Continue monitoring educational progress and pressurising your child to achieve. Always focus on grades, never effort or progress. Work yourself into a frenzy over every test, exam, sports match and school performance. When the time comes to make subject choices, steer them firmly towards your choices not theirs. Boast loudly to other parents when your child does well, and berate your child vociferously when they don't. Be sure to complain whenever your child is left out of any school activity and go into overdrive if they are ever reprimanded, making sure the school understands that your child could never, ever be in the wrong. At the same time, withdraw them from any school outing that might have the tiniest hint of danger about it, declaring that you don't care what other parents think, your job as a parent is to keep your child safe. Keep close tabs on all friendships and yell loudly at your child for being sneaky and secretive if you ever discover there is an issue they have not told you about, but are proud to have solved for themselves.

The Sixth Form Years

Back away from detailed involvement in your child's schoolwork, knowing that your sketchy understanding of the French Revolution or covalent bonding may become visible, but redouble general homework harangues. Refuse to listen to any problems or explanations, dismissing them all as excuses, and pepper every conversation with the words "selfish", "lazy" and "useless". Intervene forcefully on all schoolwork issues involving project planning, time management and essay choices, to ensure no independence or autonomy starts to develop. At the same time, demand frequently that they "grow up" and "act their age". Begin to feel overwhelmed with anxiety about whether your child will get into the "right" university and research courses online. Tell your child what courses they should be applying for. Begin to write your child's personal statement, pausing occasionally to complain that they have not done enough community service, off-grid travelling, political campaigning or charity fundraising to sound interesting. Stare into space and wonder "Where did it all go so wrong…?"

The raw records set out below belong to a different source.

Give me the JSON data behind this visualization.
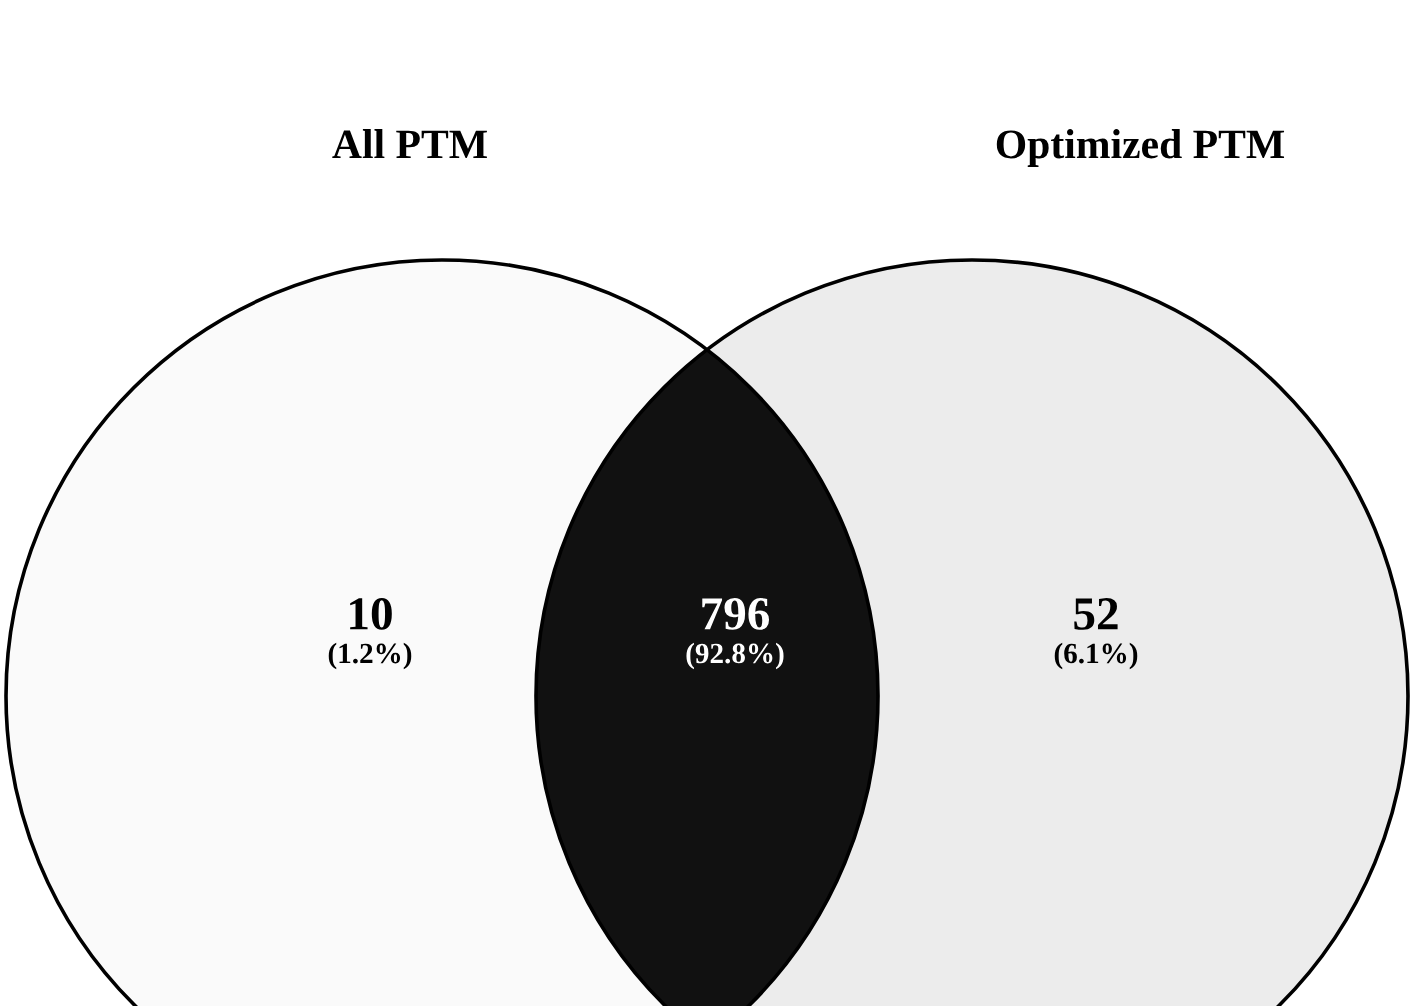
{
  "chart_data": {
    "type": "other",
    "categories": [
      null,
      null,
      null
    ],
    "values": [
      10,
      796,
      52
    ],
    "data_labels": true,
    "colors": [
      "#fafafa",
      "#111111",
      "#ececec"
    ],
    "annotations": [
      "All PTM",
      "Optimized PTM",
      "(1.2%)",
      "(92.8%)",
      "(6.1%)"
    ]
  }
}
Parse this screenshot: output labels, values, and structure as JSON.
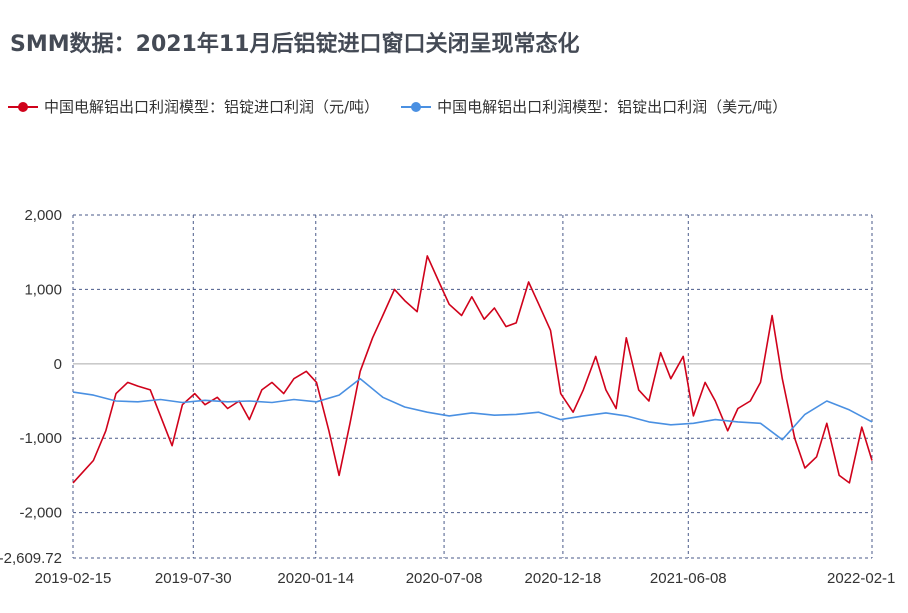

For better ways to support your children in school, download Hilary Wilce's two short e-books: 'Backbone: How to Build the Character Your Child Needs to Succeed' and 'The Six Secrets of School Success', £2.99 each, amazon.co.uk

The no-effort route…

The Pre-Pre-School Years

View your baby as an annoying hiccup in your life. Live on your phone. Spend mornings having coffee with friends – raspberry babyccino for baby – and afternoons trawling through 'adorable' children's clothing sites. Declare that you 'don't do' finger painting. Put in place unreliable childcare arrangements, and change them often.

The Pre-School Years

Consider nursery times to be flexible guidelines. Fail to notice that your child is stressed by arriving early, or being picked up late. Continue to talk on the phone while picking your child up. Do not ask about their day. If you ask, don't listen. Occasionally remember you should be interacting with your child so talk at them loudly for a moment, before handing over your iPad.

The Primary Years

Fret briefly about school choices, find a school, put your child in it, arrange after-school care. Find it hard to make pick-up time. Fail to remember parents' nights. Tell your child often how stressed you are by juggling work and family commitments. Occasionally feel that you should be doing more, so kick up a giant fuss at school about something that doesn't matter.

The Secondary Years

Feel completely stressed-out by having had to find a suitable secondary school. Tell your child how hard it's been when you're so busy. Acquire hazy knowledge about teachers and after-school clubs. Complain about the cost of school trips. Yell at them about school reports and dirty football kit. Continue to forget parents' evenings. And what exams they are taking.

The Sixth Form Years

Tell everyone how hard it's been, and how great it is they can finally fend for themselves.